While we Catholics believe that the central Sacrament of the Lord’s enduring presence with his people is found in the Holy Eucharist, our access to the Holy Table and the food of eternity can only come through the life-giving waters of Baptism.
In today’s second reading from St. Paul’s letter to the Romans, we have an exquisitely beautiful meditation on this first sacrament of the Christian journey. St. Paul reminds his hearers that in Baptism, you and I were plunged into the death and resurrection of the Lord Jesus. Through this sacramental moment, a radical transformation took place in our deepest identity – we became sons and daughters of our Heavenly Father, and brothers and sisters to Christ, His Son, and hence, brothers and sisters to one another. No longer is the common expression, ‘blood is thicker than water’ applicable to us as Christians. For, through the waters of Baptism, you and I are irrevocably bound to one another as members now, of God’s Holy and Beloved family.

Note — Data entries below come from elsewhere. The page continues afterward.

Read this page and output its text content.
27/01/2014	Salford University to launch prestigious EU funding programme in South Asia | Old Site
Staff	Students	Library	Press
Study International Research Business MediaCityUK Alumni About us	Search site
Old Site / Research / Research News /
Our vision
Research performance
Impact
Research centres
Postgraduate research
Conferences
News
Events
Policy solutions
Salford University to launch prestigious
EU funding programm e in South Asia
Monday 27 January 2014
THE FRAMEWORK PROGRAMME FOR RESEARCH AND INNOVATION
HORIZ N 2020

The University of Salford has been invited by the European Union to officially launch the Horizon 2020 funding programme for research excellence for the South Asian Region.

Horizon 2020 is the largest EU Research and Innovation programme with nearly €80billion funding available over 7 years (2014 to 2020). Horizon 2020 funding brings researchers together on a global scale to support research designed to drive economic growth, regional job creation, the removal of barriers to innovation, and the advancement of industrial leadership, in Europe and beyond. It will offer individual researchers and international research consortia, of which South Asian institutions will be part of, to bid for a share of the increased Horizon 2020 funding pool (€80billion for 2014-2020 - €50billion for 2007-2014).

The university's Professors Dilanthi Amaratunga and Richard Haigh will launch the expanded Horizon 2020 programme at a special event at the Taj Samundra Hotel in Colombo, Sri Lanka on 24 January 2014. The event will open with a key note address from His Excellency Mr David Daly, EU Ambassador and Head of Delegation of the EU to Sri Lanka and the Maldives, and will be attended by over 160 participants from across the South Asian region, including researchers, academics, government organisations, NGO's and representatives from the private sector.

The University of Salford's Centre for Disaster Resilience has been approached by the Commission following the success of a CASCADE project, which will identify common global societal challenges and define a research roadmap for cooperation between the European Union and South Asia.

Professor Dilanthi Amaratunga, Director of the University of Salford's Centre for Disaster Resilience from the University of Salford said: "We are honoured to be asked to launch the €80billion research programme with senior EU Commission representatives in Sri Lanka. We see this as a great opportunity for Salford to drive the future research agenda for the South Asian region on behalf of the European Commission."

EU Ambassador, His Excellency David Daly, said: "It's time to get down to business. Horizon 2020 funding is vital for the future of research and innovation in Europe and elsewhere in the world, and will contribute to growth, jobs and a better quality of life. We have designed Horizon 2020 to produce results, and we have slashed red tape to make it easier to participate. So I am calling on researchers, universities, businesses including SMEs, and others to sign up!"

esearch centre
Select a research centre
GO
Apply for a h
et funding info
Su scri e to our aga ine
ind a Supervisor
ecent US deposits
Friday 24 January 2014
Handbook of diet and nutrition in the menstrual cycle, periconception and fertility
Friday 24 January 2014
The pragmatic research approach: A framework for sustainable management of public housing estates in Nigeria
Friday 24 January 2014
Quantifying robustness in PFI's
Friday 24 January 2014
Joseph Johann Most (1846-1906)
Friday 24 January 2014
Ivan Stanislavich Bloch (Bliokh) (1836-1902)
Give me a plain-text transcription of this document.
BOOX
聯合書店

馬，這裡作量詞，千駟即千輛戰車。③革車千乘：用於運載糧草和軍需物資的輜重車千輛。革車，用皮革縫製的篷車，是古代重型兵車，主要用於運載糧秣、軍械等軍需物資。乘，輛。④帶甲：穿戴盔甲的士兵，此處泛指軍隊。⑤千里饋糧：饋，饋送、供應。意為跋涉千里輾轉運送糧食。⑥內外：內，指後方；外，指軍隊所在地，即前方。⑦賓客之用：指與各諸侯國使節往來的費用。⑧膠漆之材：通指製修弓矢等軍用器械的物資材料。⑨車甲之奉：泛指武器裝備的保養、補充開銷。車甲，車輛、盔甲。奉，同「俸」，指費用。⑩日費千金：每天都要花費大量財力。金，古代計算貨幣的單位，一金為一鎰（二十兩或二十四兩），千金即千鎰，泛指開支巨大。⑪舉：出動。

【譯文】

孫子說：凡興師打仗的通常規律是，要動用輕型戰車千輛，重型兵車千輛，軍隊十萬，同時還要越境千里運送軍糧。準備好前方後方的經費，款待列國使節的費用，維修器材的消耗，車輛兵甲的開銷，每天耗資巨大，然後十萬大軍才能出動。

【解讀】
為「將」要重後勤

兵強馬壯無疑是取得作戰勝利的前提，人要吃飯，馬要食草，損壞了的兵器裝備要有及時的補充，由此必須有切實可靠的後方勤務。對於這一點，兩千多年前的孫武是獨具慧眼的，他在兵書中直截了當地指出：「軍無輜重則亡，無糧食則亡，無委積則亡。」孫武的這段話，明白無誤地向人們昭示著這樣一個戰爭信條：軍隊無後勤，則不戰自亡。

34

To die and to rise with Christ in the waters of Baptism was powerfully conveyed in the structuring of Baptismal fonts or pools in the early church. Invariably, they were positioned at the threshold of the church building and were literally pools of water where individuals would step down into the waters and be plunged completely, and then rise out of the waters, born again through the grace of this moment.
While Catholic theology over time developed an understanding that Baptism frees one from the original disorientation of our lives from God’s will and purpose – freedom FROM original sin – the grace of this Sacrament is far more a freedom FOR something. It is a freedom for each one of us to live the life that we now bear as being ‘Christ-ed’ or ‘Christened.’ As the Baptized of the Lord, we are called and empowered by the grace of the Holy Spirit to be the prophetic voice of Christ in our families, society, nation and culture in which we live. We are called to be the leaven of transformation to a world that is yearning to be freed from the power of darkness and despair by the bright promise and hope of the Good News of Christ.
No wonder, then, that as recipients of so great a gift, we should Forever sing the goodness of the Lord.